Don't get me wrong, Adobe software is a world away from Acorn's applications in the design community. The quality of work one can produce is awe inspiring. But for me, and its a point raised in professional reviews of their software, their interfaces do take time to digest.
!Paint and !Draw are very raw in comparison, but - combined with drag and drop - that simplicity enabled and empowered its users, whether they were schoolchildren or adults, to create work quickly and efficiently. I had Artworks and Impression Publisher, which worked pretty nicely together. Artworks has gone from strength to strength under the stewardship of Martin Wuerthner.
RISC OS has fallen behind in terms of the usability features that now come as standard in modern OSes. And now we have touchscreens, which is an area I don't believe RISC OS has support for yet.
For a ROM based operating system, RISC OS did a lot in the confines of its 4mb (or thereabouts?) footprint, which is a mere fraction of the codebase used by modern OSes. And before the advent of SSD, patience could be sorely tested by the startup times of Windows or Mac OS. RISC OS start up time can be measured in seconds.
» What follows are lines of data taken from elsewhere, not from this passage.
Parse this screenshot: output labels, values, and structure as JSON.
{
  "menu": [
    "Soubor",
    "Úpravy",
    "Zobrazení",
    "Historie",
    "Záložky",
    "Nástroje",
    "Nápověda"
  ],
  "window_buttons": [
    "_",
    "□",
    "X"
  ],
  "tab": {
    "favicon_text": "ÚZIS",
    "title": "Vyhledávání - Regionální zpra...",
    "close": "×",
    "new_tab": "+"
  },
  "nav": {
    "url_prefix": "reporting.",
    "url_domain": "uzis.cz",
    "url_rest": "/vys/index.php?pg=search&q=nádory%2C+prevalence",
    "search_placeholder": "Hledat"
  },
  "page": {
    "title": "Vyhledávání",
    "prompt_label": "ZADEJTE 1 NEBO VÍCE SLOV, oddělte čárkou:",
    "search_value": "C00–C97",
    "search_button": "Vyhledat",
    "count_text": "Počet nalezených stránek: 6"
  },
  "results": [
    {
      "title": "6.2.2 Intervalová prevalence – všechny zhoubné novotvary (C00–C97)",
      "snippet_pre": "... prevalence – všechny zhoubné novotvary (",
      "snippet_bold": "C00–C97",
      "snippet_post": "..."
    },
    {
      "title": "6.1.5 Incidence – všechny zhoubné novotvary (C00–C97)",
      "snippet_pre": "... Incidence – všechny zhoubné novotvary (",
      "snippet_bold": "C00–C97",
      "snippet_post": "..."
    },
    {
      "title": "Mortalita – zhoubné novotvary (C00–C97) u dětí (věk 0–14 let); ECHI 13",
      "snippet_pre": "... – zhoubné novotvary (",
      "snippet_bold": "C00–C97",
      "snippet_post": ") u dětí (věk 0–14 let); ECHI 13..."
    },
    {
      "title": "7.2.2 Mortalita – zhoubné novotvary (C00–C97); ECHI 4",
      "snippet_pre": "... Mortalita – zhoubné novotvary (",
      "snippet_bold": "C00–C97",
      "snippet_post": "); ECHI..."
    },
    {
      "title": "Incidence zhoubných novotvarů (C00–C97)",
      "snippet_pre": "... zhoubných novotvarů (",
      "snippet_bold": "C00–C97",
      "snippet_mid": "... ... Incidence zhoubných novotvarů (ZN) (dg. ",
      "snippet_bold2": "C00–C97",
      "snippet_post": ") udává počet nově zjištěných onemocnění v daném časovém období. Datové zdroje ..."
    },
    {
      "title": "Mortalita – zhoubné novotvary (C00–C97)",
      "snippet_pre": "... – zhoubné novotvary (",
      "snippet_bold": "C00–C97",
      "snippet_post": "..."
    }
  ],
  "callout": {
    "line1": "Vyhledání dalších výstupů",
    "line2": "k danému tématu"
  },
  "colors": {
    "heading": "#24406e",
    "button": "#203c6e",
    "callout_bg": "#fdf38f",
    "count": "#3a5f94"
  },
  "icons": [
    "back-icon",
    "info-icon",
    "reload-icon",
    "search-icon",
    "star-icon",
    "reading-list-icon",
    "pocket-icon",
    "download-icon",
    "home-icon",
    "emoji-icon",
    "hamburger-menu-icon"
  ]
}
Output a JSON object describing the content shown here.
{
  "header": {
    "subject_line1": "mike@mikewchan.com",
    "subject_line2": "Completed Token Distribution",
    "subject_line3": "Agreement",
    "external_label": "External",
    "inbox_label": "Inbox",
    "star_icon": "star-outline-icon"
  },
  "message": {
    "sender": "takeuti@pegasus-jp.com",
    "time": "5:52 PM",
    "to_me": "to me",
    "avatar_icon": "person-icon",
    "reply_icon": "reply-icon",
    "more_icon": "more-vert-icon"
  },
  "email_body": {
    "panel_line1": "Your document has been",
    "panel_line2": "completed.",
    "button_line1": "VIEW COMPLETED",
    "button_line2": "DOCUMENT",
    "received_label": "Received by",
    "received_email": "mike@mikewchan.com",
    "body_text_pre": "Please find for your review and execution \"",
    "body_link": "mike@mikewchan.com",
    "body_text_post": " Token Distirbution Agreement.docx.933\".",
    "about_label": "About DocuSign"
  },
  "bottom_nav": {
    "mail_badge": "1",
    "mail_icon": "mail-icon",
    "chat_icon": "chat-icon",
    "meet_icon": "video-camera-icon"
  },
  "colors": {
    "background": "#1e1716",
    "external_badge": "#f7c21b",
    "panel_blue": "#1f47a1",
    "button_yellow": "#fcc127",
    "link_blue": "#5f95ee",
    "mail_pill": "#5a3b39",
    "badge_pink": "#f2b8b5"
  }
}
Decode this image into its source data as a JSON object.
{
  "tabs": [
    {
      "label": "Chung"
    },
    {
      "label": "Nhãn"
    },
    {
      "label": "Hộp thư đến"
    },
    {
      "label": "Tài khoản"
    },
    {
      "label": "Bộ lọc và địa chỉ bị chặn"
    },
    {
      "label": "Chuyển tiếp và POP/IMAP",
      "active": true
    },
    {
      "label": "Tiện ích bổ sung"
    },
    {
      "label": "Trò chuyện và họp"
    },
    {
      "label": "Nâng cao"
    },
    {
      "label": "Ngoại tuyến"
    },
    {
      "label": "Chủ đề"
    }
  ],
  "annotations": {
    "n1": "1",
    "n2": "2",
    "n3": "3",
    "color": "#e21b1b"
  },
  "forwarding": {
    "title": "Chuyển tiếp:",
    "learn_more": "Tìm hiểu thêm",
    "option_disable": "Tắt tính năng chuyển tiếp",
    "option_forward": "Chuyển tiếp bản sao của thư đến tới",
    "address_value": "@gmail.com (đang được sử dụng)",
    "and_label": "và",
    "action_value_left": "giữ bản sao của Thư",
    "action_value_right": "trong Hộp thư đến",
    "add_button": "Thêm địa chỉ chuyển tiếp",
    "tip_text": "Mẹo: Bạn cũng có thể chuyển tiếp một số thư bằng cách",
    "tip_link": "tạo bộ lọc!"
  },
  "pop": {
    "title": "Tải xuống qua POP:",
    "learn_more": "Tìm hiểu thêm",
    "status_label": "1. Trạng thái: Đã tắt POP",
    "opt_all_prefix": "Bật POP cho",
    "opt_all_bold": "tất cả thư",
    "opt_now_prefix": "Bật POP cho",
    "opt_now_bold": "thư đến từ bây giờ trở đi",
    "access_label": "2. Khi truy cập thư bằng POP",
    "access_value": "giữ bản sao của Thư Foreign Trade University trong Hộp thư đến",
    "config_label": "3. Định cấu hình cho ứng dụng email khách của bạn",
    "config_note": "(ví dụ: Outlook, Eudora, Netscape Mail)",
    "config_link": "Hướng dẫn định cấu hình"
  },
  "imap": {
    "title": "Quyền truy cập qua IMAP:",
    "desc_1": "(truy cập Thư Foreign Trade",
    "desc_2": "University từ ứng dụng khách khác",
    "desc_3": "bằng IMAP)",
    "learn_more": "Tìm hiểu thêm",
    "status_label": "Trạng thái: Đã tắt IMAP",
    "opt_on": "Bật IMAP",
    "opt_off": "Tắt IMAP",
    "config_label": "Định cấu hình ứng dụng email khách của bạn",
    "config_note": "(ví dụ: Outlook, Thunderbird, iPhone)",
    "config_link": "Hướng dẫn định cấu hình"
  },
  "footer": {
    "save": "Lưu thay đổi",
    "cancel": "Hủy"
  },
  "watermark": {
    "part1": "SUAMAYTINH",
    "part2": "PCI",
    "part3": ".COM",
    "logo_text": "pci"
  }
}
Perhaps its a lousy comparison, but Ruby on Rails was built upon Ruby, a language devised oevr 20 years ago. Python has been around a long time. My perception over the past couple of years is that these two languages have had a resurgence in usage. Perhaps the same can be said about RISC OS - an OS that may not threaten the big boys, but can certainly find a significant niche in this day and age, and more so on the Raspberry Pi.
RISC OS on the Pi would be great. My five year old son wants to use computers, but on a Windows machine, it's so easy for things to get screwed up. Such computers combined with preschool kids is surely asking for trouble. An embattled (and rattled) parent can do without the grief of a an abused computer. A Raspi can be switched off and reset without hassle. RISC OS was much harder to break in the classroom, surely the most demanding of computer environments!
I wish RISC OS all the best for the future :-)
Drag and drop is also quite extensively supported in more contemporary operating systems, you know... One can easily do many file operations with it in Windows, and at the very least dragging of files to applications works universally.
Thing is, hardly anybody does it. Perhaps it's just not such a good idea, with mouse - requires few highly coordinated separate actions which, if accidentally interrupted ("dropping" the icon while moving it, for example), give unpredictable results (who knows where it was dropped this time)
And if you really want it, there are less complex Windows gfx applications than those from Adobe.
Yeah, Ruby or Python are a lousy comparison - 2 decades ago they were in their cradle, not really practical but with concepts aiming for the future, and steadily expanding from there (not "resurgence"). RISC OS was in its prime time, with tech and approaches of the (then!) distant past, and declining.
The approaches which gave RISC OS its relative niceness (in its time), or snappiness, also meant it never did that much, and they severely limited its progress. Yeah, it was "much harder to break in the classroom" being contained in read-only ROM - which, again, limited the possibilities. And is something a limited account on modern OS does just as well... (but do you really want to, in educational setting? Perhaps it's better to allow for breakage, and in the worst case just restoring working state from image)
RISC OS has its place - as nostalgic toy or a hobby OS.